You have such a bright future ahead of you. You’ve already proven your strength at just a few days old. I’m so glad you came into our lives. I’m in love with you already.

Because this is what I believe - that second chances are stronger than secrets. You can let secrets go. But a second chance? You don’t let that pass you by.

- Daisy Whitney
, When You Were Here

I
t’s
cold out. My mom pulls my red pea coat around my shoulders and makes sure it’s buttoned. “I’m not a baby,” I tell her, jerking out of her grasp. At thirteen, I can button my own coat for Pete’s sakes. I’m still a little pissy that my friend Tara couldn’t come. My dad walks around our silver SUV and glares at us for a second before smiling.

“Can’t even let me be a gentleman for one night,” he huffs. I roll my eyes because he knows my mom isn’t the type to sit around and wait for anyone to open her door.

“Sorry, hon,” my mom says. I don’t know if she’s speaking to me or to him. Snowflakes whirl a random dance around us, and my parents walk briskly down the deserted street, flanking me. When I was younger, we held hands and they would swing me. I used to think I was flying. The sidewalk is cracked and uneven and a chain-link fence borders the side away from the street. For the first time I notice that downtown Atlanta is kind of ghetto.

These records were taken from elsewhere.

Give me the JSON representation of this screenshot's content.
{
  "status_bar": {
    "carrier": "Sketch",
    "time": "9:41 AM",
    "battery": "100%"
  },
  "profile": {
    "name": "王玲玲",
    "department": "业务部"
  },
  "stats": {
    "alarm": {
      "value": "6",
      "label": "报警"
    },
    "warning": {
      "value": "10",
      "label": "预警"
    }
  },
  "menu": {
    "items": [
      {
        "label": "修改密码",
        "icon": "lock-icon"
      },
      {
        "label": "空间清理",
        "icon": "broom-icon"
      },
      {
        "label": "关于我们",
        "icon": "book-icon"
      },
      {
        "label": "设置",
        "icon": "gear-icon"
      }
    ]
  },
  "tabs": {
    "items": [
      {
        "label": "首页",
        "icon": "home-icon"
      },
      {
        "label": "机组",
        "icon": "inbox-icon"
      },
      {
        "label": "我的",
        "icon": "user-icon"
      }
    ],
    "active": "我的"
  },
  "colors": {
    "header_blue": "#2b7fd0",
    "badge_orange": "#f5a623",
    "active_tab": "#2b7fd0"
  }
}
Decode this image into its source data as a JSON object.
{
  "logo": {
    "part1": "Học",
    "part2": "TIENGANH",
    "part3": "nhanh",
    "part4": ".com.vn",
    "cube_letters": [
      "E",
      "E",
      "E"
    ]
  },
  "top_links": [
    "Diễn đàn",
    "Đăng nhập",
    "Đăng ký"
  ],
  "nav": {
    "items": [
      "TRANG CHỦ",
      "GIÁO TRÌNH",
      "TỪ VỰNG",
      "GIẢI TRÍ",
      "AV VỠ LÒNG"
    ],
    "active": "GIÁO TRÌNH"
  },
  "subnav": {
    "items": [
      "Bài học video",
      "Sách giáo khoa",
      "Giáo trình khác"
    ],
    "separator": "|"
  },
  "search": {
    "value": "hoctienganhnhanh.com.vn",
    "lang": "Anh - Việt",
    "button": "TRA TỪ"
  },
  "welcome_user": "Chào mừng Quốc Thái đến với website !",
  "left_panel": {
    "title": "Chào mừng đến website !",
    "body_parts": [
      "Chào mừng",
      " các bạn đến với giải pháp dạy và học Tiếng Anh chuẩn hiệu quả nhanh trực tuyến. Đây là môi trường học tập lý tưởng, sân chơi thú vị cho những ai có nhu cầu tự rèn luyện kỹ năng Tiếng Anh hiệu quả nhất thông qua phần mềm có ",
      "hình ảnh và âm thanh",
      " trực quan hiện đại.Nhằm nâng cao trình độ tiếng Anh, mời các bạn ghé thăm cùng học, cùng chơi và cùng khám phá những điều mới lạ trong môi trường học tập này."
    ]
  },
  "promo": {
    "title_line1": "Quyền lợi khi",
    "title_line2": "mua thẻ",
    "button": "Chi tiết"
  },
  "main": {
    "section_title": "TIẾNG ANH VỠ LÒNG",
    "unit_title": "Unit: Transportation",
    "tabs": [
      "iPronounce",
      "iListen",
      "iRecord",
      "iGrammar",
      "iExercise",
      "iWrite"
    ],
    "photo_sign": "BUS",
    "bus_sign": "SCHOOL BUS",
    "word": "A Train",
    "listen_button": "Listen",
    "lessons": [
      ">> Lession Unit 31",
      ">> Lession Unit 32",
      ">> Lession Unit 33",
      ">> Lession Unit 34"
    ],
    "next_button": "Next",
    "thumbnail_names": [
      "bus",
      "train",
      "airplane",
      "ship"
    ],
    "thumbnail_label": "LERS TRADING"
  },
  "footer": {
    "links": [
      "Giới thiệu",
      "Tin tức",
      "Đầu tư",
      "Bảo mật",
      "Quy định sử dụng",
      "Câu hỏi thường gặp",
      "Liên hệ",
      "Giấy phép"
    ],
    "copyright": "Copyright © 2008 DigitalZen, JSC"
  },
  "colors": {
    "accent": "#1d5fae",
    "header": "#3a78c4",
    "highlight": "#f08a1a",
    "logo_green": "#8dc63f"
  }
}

“We should’ve parked in the garage,” my mom mumbles under her breath. Our heads are down to keep the wind from blowing in our faces so I don’t hear my dad’s response. Every year we go see The Nutcracker at the Atlanta Civic Center, and every year my dad refuses to pay the twelve-dollar fee to park in the garage by the arena. This year it’s colder than usual, and my mom is annoyed but I think she’s just grumbling because she likes to get a rise out of my dad.

“Where’s the fun in that?” my dad asks, grabbing my hand and nodding at my mom over my head.

“Oh no,” I say, attempting to pull my hands out of theirs. “I’m not a baby anymore.” I’m small for my age, but geez. I’m not a little kid. Why do I have to keep reminding them of this? They’ve been present for all thirteen of my birthdays.

They both squeeze tighter, and I give in and giggle as they pull me into the air.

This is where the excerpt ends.